Israeli Researcher Uncovers Critical Software Infrastructure Flaws Using AI — on an $80 Budget

Next week, Simcha Kosman, a senior researcher at CyberArk Labs, will present a new study at BlackHat London—one of the world’s most prestigious cybersecurity conferences, where only a small fraction of submissions are accepted. His research demonstrates how artificial intelligence can be leveraged to detect security flaws in widely used software systems at a fraction of the traditional cost and time, effectively rivaling the capabilities of industry giants like Google and OpenAI.

Kosman and his team set out to answer a deceptively simple question: Can AI be used to uncover real vulnerabilities in massive software projects—such as the Linux kernel, Redis and FFmpeg—without huge budgets or large teams? Their findings point to an unequivocal yes. In just two days, and for less than $80 in total compute costs, their tool led to the discovery of dozens of vulnerabilities. Several have already been assigned nine official CVE identifiers across major projects including the Linux Kernel, FFmpeg, Redis, RetroArch, Libretro, Bullet3 and Linenoise.

At the heart of the study is a new open-source tool called Vulnhalla. The system combines CodeQL—GitHub’s industry-standard static analysis engine—with an AI model designed to dramatically reduce noise. On large repositories, CodeQL alone can generate tens of thousands of alerts, the vast majority of them false positives. Vulnhalla tackles this bottleneck directly: it analyzes CodeQL’s findings, extracts relevant code context for each alert, and uses the AI model to determine which findings have genuine exploit potential.

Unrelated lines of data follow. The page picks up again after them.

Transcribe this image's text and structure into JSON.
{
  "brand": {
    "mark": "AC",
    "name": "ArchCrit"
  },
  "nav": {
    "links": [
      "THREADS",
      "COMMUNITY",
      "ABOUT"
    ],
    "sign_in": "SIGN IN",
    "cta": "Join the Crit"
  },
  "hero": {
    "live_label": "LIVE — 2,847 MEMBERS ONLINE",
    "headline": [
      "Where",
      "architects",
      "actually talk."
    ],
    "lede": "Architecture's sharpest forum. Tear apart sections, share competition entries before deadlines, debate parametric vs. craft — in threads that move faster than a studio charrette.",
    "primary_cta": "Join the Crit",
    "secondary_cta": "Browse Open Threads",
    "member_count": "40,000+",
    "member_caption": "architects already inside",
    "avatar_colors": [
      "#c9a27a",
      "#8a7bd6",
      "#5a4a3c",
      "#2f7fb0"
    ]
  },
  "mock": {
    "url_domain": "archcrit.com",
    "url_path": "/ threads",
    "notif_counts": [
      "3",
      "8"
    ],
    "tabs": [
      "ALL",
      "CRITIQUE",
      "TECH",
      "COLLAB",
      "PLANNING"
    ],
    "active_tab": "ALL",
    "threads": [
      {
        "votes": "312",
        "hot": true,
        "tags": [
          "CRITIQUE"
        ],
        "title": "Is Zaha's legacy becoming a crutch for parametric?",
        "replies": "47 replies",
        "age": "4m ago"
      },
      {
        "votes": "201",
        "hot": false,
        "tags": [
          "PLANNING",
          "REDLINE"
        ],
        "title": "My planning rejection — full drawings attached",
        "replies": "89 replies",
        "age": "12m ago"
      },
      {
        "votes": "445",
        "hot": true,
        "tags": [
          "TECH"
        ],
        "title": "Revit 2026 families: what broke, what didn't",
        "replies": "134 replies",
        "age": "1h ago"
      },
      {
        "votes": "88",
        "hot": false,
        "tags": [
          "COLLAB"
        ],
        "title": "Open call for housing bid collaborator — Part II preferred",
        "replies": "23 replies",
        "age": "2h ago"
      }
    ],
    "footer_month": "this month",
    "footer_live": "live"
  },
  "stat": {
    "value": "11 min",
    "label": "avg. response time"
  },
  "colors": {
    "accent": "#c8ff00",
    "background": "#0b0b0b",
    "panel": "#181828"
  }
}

Crucially, the researchers don’t simply ask the model broad questions like “Is this a vulnerability?” Instead, they guide it through a structured sequence of prompts that mirror the reasoning of an experienced security analyst: Where is the buffer defined? What is its size? Does it change? What is the target size? Is there a data flow that could lead to a memory-boundary violation? This step-by-step, logic-driven approach forces the model to perform genuine reasoning rather than relying on superficial pattern recognition. According to the study, this methodology reduces false positives by more than 90% for several vulnerability classes, and in some cases by up to 96%.

The result positions Vulnhalla as a compelling alternative to more advanced proprietary systems such as Google’s Deep Sleep and OpenAI’s Aardvark. It delivers comparable vulnerability-detection performance while remaining fully open, transparent and community-driven. For development and security teams struggling under the weight of soaring alert volumes, this hybrid approach offers a way to focus resources on a far smaller set of findings with real-world impact.

As Kosman notes, the research marks another step toward using AI not just to detect weaknesses faster, but to help close widening security gaps in the software we all rely on every day.